Alpinisme : Benjamin Védrines vers de nouveaux sommets
À 30 ans, Védrines est l'un des nouveaux visages de l'alpinisme français, qui repousse chaque jour les limites de la performance humaine sur les faces les plus raides du monde. Pourtant, "je n'ai pas commencé à faire de la montagne pour battre des records", assure à l'AFP celui qui s'est révélé au grand public en février.
Le guide de haute montagne avait alors emmené une cordée composée des alpinistes Nicolas Jean et Julien Cruvellier de Luze au sommet de la Barre des Écrins, par sa redoutable face sud-est, ouvrant une nouvelle voie entre les stations française et suisse.
"Ouvrir une voie, c'est tracer sa ligne dans une montagne et réussir à faire quelque chose qui n'a jamais été fait. C'est l'apothéose pour nous et c'est plutôt rare en 2023. Mais notre génération fait ça avec passion, c'est un trésor, l'âme de l'alpinisme qui nous fait vibrer", raconte Védrines, ému.
Envol en parapente
Né dans la Drôme, au pied des hauts plateaux du Vercors, il a commencé l'alpinisme à 15 ans. "Le stress de l'école et de la vie d'adolescent m'amenait à grimper le Glandasse, la montagne juste au-dessus de chez moi, comme un exutoire", se rappelle-t-il.

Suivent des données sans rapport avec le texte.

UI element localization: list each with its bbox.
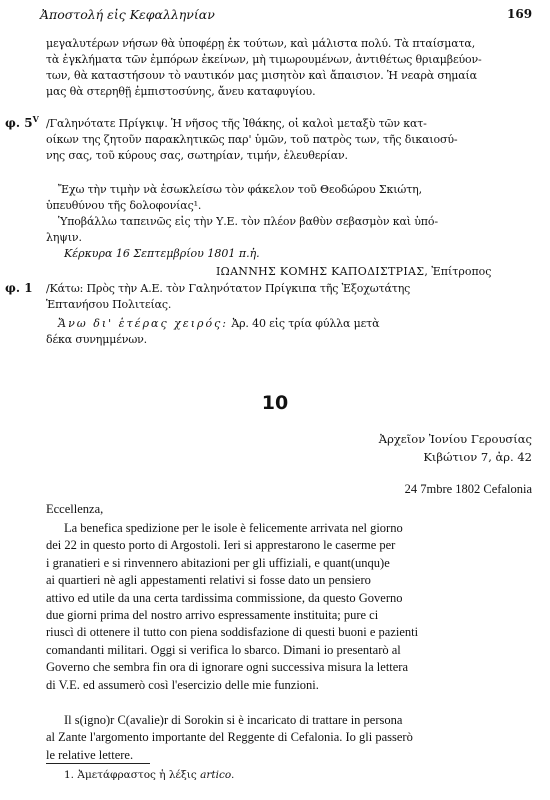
text-line: La benefica spedizione per le isole è felicemente arrivata nel giorno — [64, 521, 403, 535]
text-line: i granatieri e si rinvennero abitazioni per gli uffiziali, e quant(unqu)e — [46, 555, 390, 570]
greek-paragraph-6 — [46, 316, 524, 348]
text-run: Ἀρ. 40 εἰς τρία φύλλα μετὰ — [227, 317, 380, 330]
margin-folio-5v — [5, 114, 39, 130]
footnote — [64, 769, 234, 781]
greek-paragraph-2 — [46, 116, 524, 164]
greek-paragraph-1 — [46, 36, 524, 100]
footnote-separator — [46, 763, 150, 764]
text-line: δέκα συνημμένων. — [46, 333, 148, 346]
text-line: ὑπευθύνου τῆς δολοφονίας¹. — [46, 199, 202, 212]
text-line: μεγαλυτέρων νήσων θὰ ὑποφέρῃ ἐκ τούτων, καὶ μάλιστα πολύ. Τὰ πταίσματα, — [46, 37, 476, 50]
text-line: Ἑπτανήσου Πολιτείας. — [46, 298, 172, 311]
italic-run: Ἄνω δι' ἑτέρας χειρός: — [58, 317, 228, 330]
letter-date: 24 7mbre 1802 Cefalonia — [404, 482, 532, 496]
text-line: νης σας, τοῦ κύρους σας, σωτηρίαν, τιμήν, ἐλευθερίαν. — [46, 149, 348, 162]
text-line: των, θὰ καταστήσουν τὸ ναυτικόν μας μισητὸν καὶ ἄπαισιον. Ἡ νεαρὰ σημαία — [46, 69, 477, 82]
text-line — [46, 316, 524, 332]
text-line: τὰ ἐγκλήματα τῶν ἐμπόρων ἐκείνων, μὴ τιμωρουμένων, ἀντιθέτως θριαμβεύον- — [46, 53, 482, 66]
text-line: μας θὰ στερηθῇ ἐμπιστοσύνης, ἄνευ καταφυγίου. — [46, 85, 316, 98]
text-line: ληψιν. — [46, 231, 82, 244]
text-line: le relative lettere. — [46, 747, 134, 762]
italian-paragraph-1 — [46, 520, 530, 694]
text-line: Ὑποβάλλω ταπεινῶς εἰς τὴν Υ.Ε. τὸν πλέον βαθὺν σεβασμὸν καὶ ὑπό- — [58, 215, 438, 228]
signature-role: , Ἐπίτροπος — [424, 265, 492, 278]
text-line: comandanti militari. Oggi si verifica lo sbarco. Dimani io presentarò al — [46, 642, 401, 657]
footnote-term: artico. — [200, 769, 235, 781]
page-number: 169 — [507, 7, 533, 21]
archive-name: Ἀρχεῖον Ἰονίου Γερουσίας — [378, 432, 532, 446]
text-line: οίκων της ζητοῦν παρακλητικῶς παρ' ὑμῶν, τοῦ πατρὸς των, τῆς δικαιοσύ- — [46, 133, 458, 146]
text-line: attivo ed utile da una certa tardissima commissione, da questo Governo — [46, 590, 403, 605]
text-line: ai quartieri nè agli appestamenti relativi si fosse dato un pensiero — [46, 573, 371, 588]
text-line: riuscì di ottenere il tutto con piena soddisfazione di questi buoni e pazienti — [46, 625, 419, 640]
text-line: Governo che sembra fin ora di ignorare ogni successiva misura la lettera — [46, 660, 409, 675]
margin-folio-sup: V — [32, 114, 39, 124]
document-number: 10 — [261, 392, 289, 414]
text-line: Ἔχω τὴν τιμὴν νὰ ἐσωκλείσω τὸν φάκελον τοῦ Θεοδώρου Σκιώτη, — [58, 183, 422, 196]
salutation: Eccellenza, — [46, 502, 104, 516]
text-line: /Κάτω: Πρὸς τὴν Α.Ε. τὸν Γαληνότατον Πρίγκιπα τῆς Ἐξοχωτάτης — [46, 282, 411, 295]
running-header-title: Ἀποστολή εἰς Κεφαλληνίαν — [40, 7, 215, 22]
greek-paragraph-3 — [46, 182, 524, 214]
greek-paragraph-4 — [46, 214, 524, 246]
text-line: dei 22 in questo porto di Argostoli. Ieri si apprestarono le caserme per — [46, 538, 396, 553]
text-line: /Γαληνότατε Πρίγκιψ. Ἡ νῆσος τῆς Ἰθάκης, οἱ καλοὶ μεταξὺ τῶν κατ- — [46, 117, 427, 130]
greek-dateline: Κέρκυρα 16 Σεπτεμβρίου 1801 π.ἡ. — [64, 247, 260, 260]
italian-paragraph-2 — [46, 712, 530, 764]
text-line: Il s(igno)r C(avalie)r di Sorokin si è incaricato di trattare in persona — [64, 713, 403, 727]
text-line: di V.E. ed assumerò così l'esercizio delle mie funzioni. — [46, 677, 319, 692]
text-line: al Zante l'argomento importante del Reggente di Cefalonia. Io gli passerò — [46, 730, 413, 745]
footnote-text: Ἀμετάφραστος ἡ λέξις — [77, 769, 197, 781]
archive-reference: Κιβώτιον 7, ἀρ. 42 — [423, 450, 532, 464]
margin-folio-text: φ. 5 — [5, 116, 33, 130]
text-line: due giorni prima del nostro arrivo espressamente instituita; pure ci — [46, 608, 379, 623]
margin-folio-1: φ. 1 — [5, 281, 33, 295]
greek-signature — [216, 265, 491, 278]
footnote-marker: 1. — [64, 769, 75, 781]
signature-name: ΙΩΑΝΝΗΣ ΚΟΜΗΣ ΚΑΠΟΔΙΣΤΡΙΑΣ — [216, 265, 425, 278]
greek-paragraph-5 — [46, 281, 524, 313]
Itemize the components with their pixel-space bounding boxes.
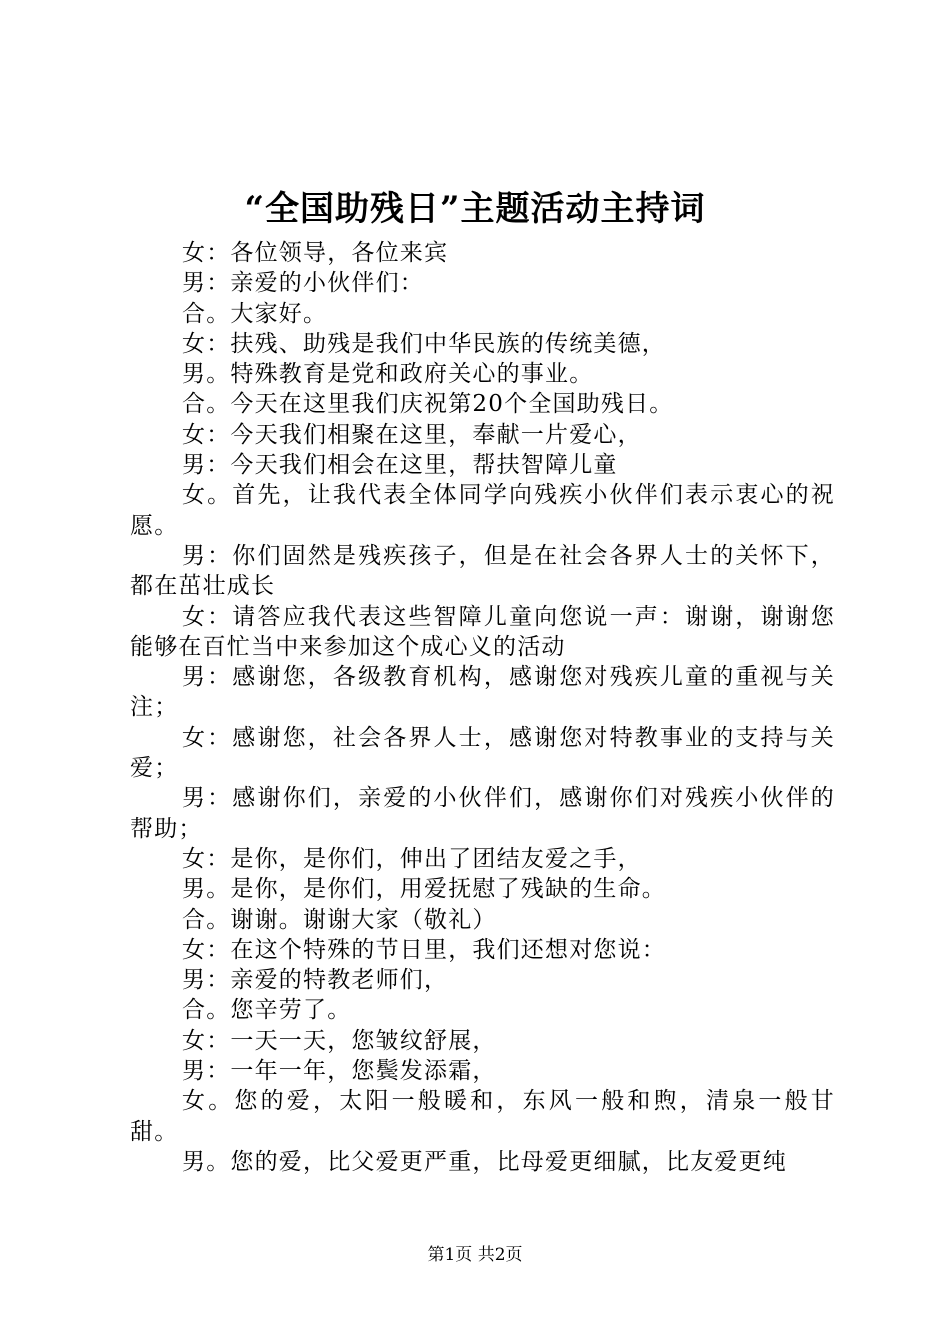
paragraph: 男。特殊教育是党和政府关心的事业。	[182, 361, 594, 388]
paragraph: 女：是你，是你们，伸出了团结友爱之手，	[182, 845, 642, 872]
paragraph: 合。大家好。	[182, 300, 328, 327]
page-footer: 第1页 共2页	[427, 1245, 523, 1265]
paragraph: 男：感谢您，各级教育机构，感谢您对残疾儿童的重视与关注；	[130, 664, 835, 721]
page-title: “全国助残日”主题活动主持词	[244, 189, 706, 229]
paragraph: 女：各位领导，各位来宾	[182, 240, 449, 266]
paragraph: 女：在这个特殊的节日里，我们还想对您说：	[182, 936, 666, 963]
paragraph: 男。您的爱，比父爱更严重，比母爱更细腻，比友爱更纯	[182, 1148, 787, 1175]
paragraph: 女：一天一天，您皱纹舒展，	[182, 1027, 497, 1054]
paragraph: 男：今天我们相会在这里，帮扶智障儿童	[182, 452, 618, 479]
paragraph: 合。谢谢。谢谢大家（敬礼）	[182, 906, 497, 933]
paragraph: 女：扶残、助残是我们中华民族的传统美德，	[182, 330, 666, 357]
paragraph: 男。是你，是你们，用爱抚慰了残缺的生命。	[182, 876, 666, 903]
paragraph: 男：一年一年，您鬓发添霜，	[182, 1058, 497, 1085]
paragraph: 男：亲爱的特教老师们，	[182, 967, 449, 994]
paragraph: 男：亲爱的小伙伴们：	[182, 270, 424, 297]
paragraph: 女。首先，让我代表全体同学向残疾小伙伴们表示衷心的祝愿。	[130, 482, 835, 539]
paragraph: 合。您辛劳了。	[182, 997, 352, 1024]
paragraph: 男：感谢你们，亲爱的小伙伴们，感谢你们对残疾小伙伴的帮助；	[130, 785, 835, 842]
paragraph: 男：你们固然是残疾孩子，但是在社会各界人士的关怀下，都在茁壮成长	[130, 542, 835, 600]
paragraph: 合。今天在这里我们庆祝第20个全国助残日。	[182, 391, 674, 418]
paragraph: 女。您的爱，太阳一般暖和，东风一般和煦，清泉一般甘甜。	[130, 1088, 835, 1145]
paragraph: 女：感谢您，社会各界人士，感谢您对特教事业的支持与关爱；	[130, 724, 835, 782]
paragraph: 女：请答应我代表这些智障儿童向您说一声：谢谢，谢谢您能够在百忙当中来参加这个成心义的活动	[130, 603, 835, 660]
body-text	[130, 238, 835, 1177]
paragraph: 女：今天我们相聚在这里，奉献一片爱心，	[182, 421, 642, 448]
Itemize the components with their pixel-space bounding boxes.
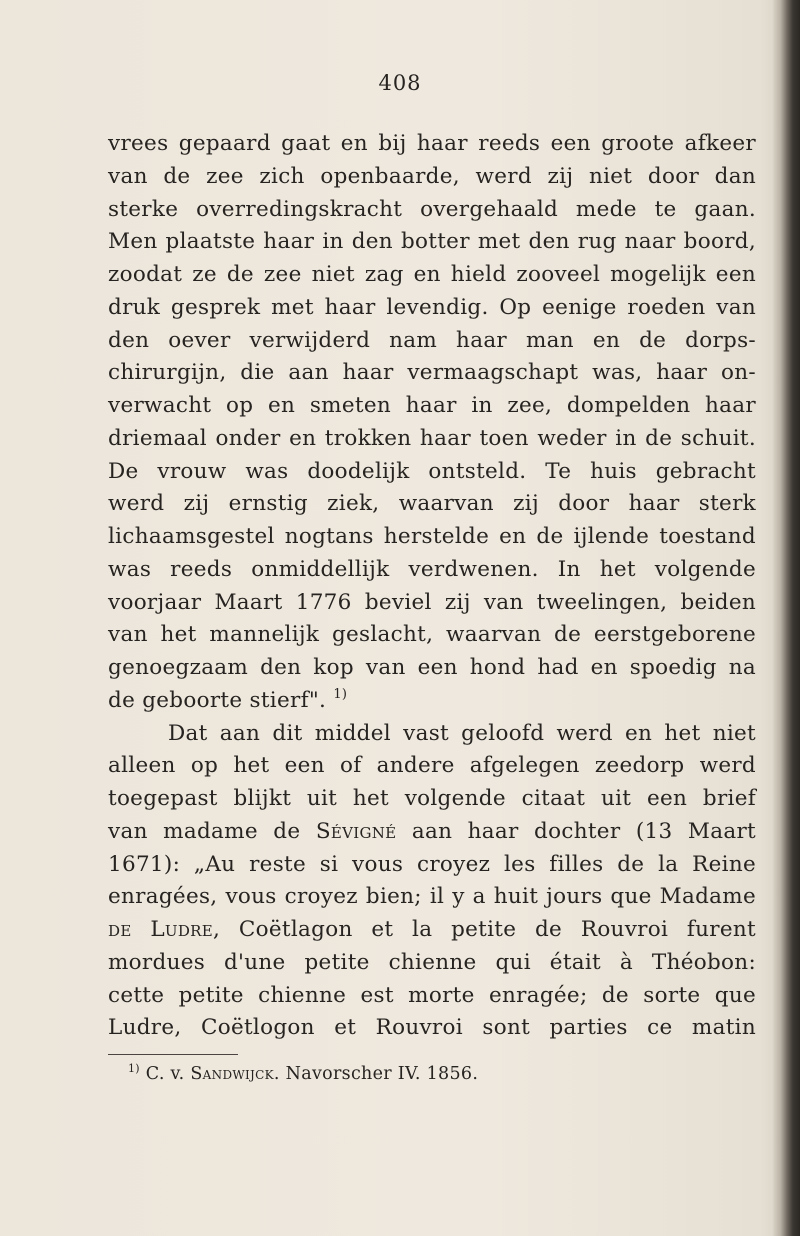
text-line: enragées, vous croyez bien; il y a huit jours que Madame bbox=[108, 884, 756, 910]
text-line bbox=[108, 685, 756, 718]
text-line: was reeds onmiddellijk verdwenen. In het volgende bbox=[108, 556, 756, 582]
text-line: den oever verwijderd nam haar man en de dorps- bbox=[108, 327, 756, 353]
page-edge-shadow bbox=[772, 0, 800, 1236]
footnote-reference: 1) bbox=[333, 686, 348, 702]
text-line: verwacht op en smeten haar in zee, dompelden haar bbox=[108, 393, 756, 418]
text-line: alleen op het een of andere afgelegen zeedorp werd bbox=[108, 753, 756, 779]
footnote-marker: 1) bbox=[128, 1062, 140, 1075]
text-line: driemaal onder en trokken haar toen weder in de schuit. bbox=[108, 425, 756, 451]
text-line: lichaamsgestel nogtans herstelde en de ijlende toestand bbox=[108, 524, 756, 549]
text-line: van het mannelijk geslacht, waarvan de eerstgeborene bbox=[108, 622, 756, 648]
footnote-divider bbox=[108, 1054, 238, 1055]
text-line: 1671): „Au reste si vous croyez les filles de la Reine bbox=[108, 851, 756, 877]
text-line bbox=[108, 816, 756, 849]
text-line: toegepast blijkt uit het volgende citaat uit een brief bbox=[108, 786, 756, 811]
text-line: De vrouw was doodelijk ontsteld. Te huis gebracht bbox=[108, 458, 756, 484]
text-line: werd zij ernstig ziek, waarvan zij door haar sterk bbox=[108, 491, 756, 517]
text-line: Ludre, Coëtlogon et Rouvroi sont parties ce matin bbox=[108, 1015, 756, 1041]
text-line: cette petite chienne est morte enragée; de sorte que bbox=[108, 982, 756, 1008]
text-segment: aan haar dochter (13 Maart bbox=[396, 818, 756, 844]
page-number: 408 bbox=[378, 71, 422, 95]
paragraph-end-text: de geboorte stierf". bbox=[108, 687, 327, 713]
text-segment: van madame de bbox=[108, 818, 316, 844]
text-line: van de zee zich openbaarde, werd zij niet door dan bbox=[108, 163, 756, 189]
person-name: de Ludre bbox=[108, 917, 214, 942]
footnote-author: Sandwijck bbox=[190, 1064, 274, 1084]
footnote-text: . Navorscher IV. 1856. bbox=[273, 1064, 479, 1084]
text-line: zoodat ze de zee niet zag en hield zooveel mogelijk een bbox=[108, 262, 756, 287]
text-line: genoegzaam den kop van een hond had en spoedig na bbox=[108, 655, 756, 680]
person-name: Sévigné bbox=[315, 818, 397, 844]
text-segment: , Coëtlagon et la petite de Rouvroi furent bbox=[213, 917, 756, 942]
body-text bbox=[108, 128, 756, 1045]
text-line: voorjaar Maart 1776 beviel zij van tweelingen, beiden bbox=[108, 589, 756, 615]
text-line bbox=[108, 914, 756, 947]
footnote bbox=[128, 1064, 478, 1084]
footnote-text: C. v. bbox=[139, 1064, 191, 1084]
text-line: vrees gepaard gaat en bij haar reeds een groote afkeer bbox=[108, 131, 756, 156]
text-line: mordues d'une petite chienne qui était à Théobon: bbox=[108, 949, 756, 975]
text-line: Dat aan dit middel vast geloofd werd en het niet bbox=[168, 720, 756, 746]
text-line: druk gesprek met haar levendig. Op eenige roeden van bbox=[108, 294, 756, 320]
text-line: sterke overredingskracht overgehaald mede te gaan. bbox=[108, 196, 756, 222]
text-line: Men plaatste haar in den botter met den rug naar boord, bbox=[108, 229, 756, 255]
text-line: chirurgijn, die aan haar vermaagschapt was, haar on- bbox=[108, 360, 756, 386]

Installé dans les Hautes-Alpes et devenu guide professionnel en 2016, il a rapidement atteint les sommets de sa discipline. En 2021, il a ouvert une nouvelle voie en duo avec le virtuose Charles Dubouloz, sur la face nord du Chamlang (7.319 mètres, Népal). Avant de pulvériser le record de vitesse d'ascension de Broad Peak (8.047 mètres, Pakistan) l'année suivante, avalé en 7 heures et 28 minutes, sans bouteille d'oxygène.
"J'ai gravi la montagne une première fois depuis le camp de base en deux jours pour voir comment mon corps réagissait. Et après avoir pris confiance, j'ai pu remonter tout en haut avant de décoller en parapente depuis le sommet, c'était une expérience magique", dit Védrines, premier homme à s'envoler depuis ce point.
Objectif découverte
"J'aime bien aller vite, mais ce n'est pas tout. C'est une mise en danger consciente que je recherche. Cela m'apporte plus que de vivre dans une bulle où rien ne se passe. Ce sont des moments où l'on ressent la vie de manière plus intense et où l'on se découvre. Pour moi, il vaut mieux vivre dans du relief que dans un calme plat."
Derrière cet attrait pour les sensations fortes se cache toutefois des "mois de préparation" à chaque expédition d'envergure. "Je compte bien vivre vieux ! Avec l'expérience et la maturité, j'ai appris à équilibrer mes jugements et à éviter de confondre vitesse et précipitation", estime-t-il, "même si en haute montagne, par essence, cela peut toujours mal se passer".
En tentant en 2022 l'ascension de l'un des sommets les plus redoutés du monde, le K2 (8.611 mètres, Pakistan), il souffre d'une "hypoxie sévère" et doit abandonner. "Je suis monté trop vite et la fatigue s'est accumulée. Je ne me souviens pas forcément de tout ce passage entre 8 000 et 8 400 mètres car j'étais dans un état de faiblesse intense. Cela a été une mauvaise expérience pour moi et j'ai mis entre parenthèses les expéditions un bon moment", relate-t-il.
Pour autant, il aimerait désormais "retourner un peu dans ses traces" au Pakistan et, surtout, rêve d'y ouvrir de nouvelles voies. "C'est le Graal. Se retrouver face à une face raide, sans avoir la moindre idée d'où passer. Un itinéraire jamais pris, ni par un humain, ni par un animal car ce n'est même pas vraiment pratique", note Védrines amusé. "Souffrir un peu, dormir dans des endroits gelés et poser sa tente comme on peut à l'abri. C'est particulier, mais c'est ce qu'on aime dans l'alpinisme."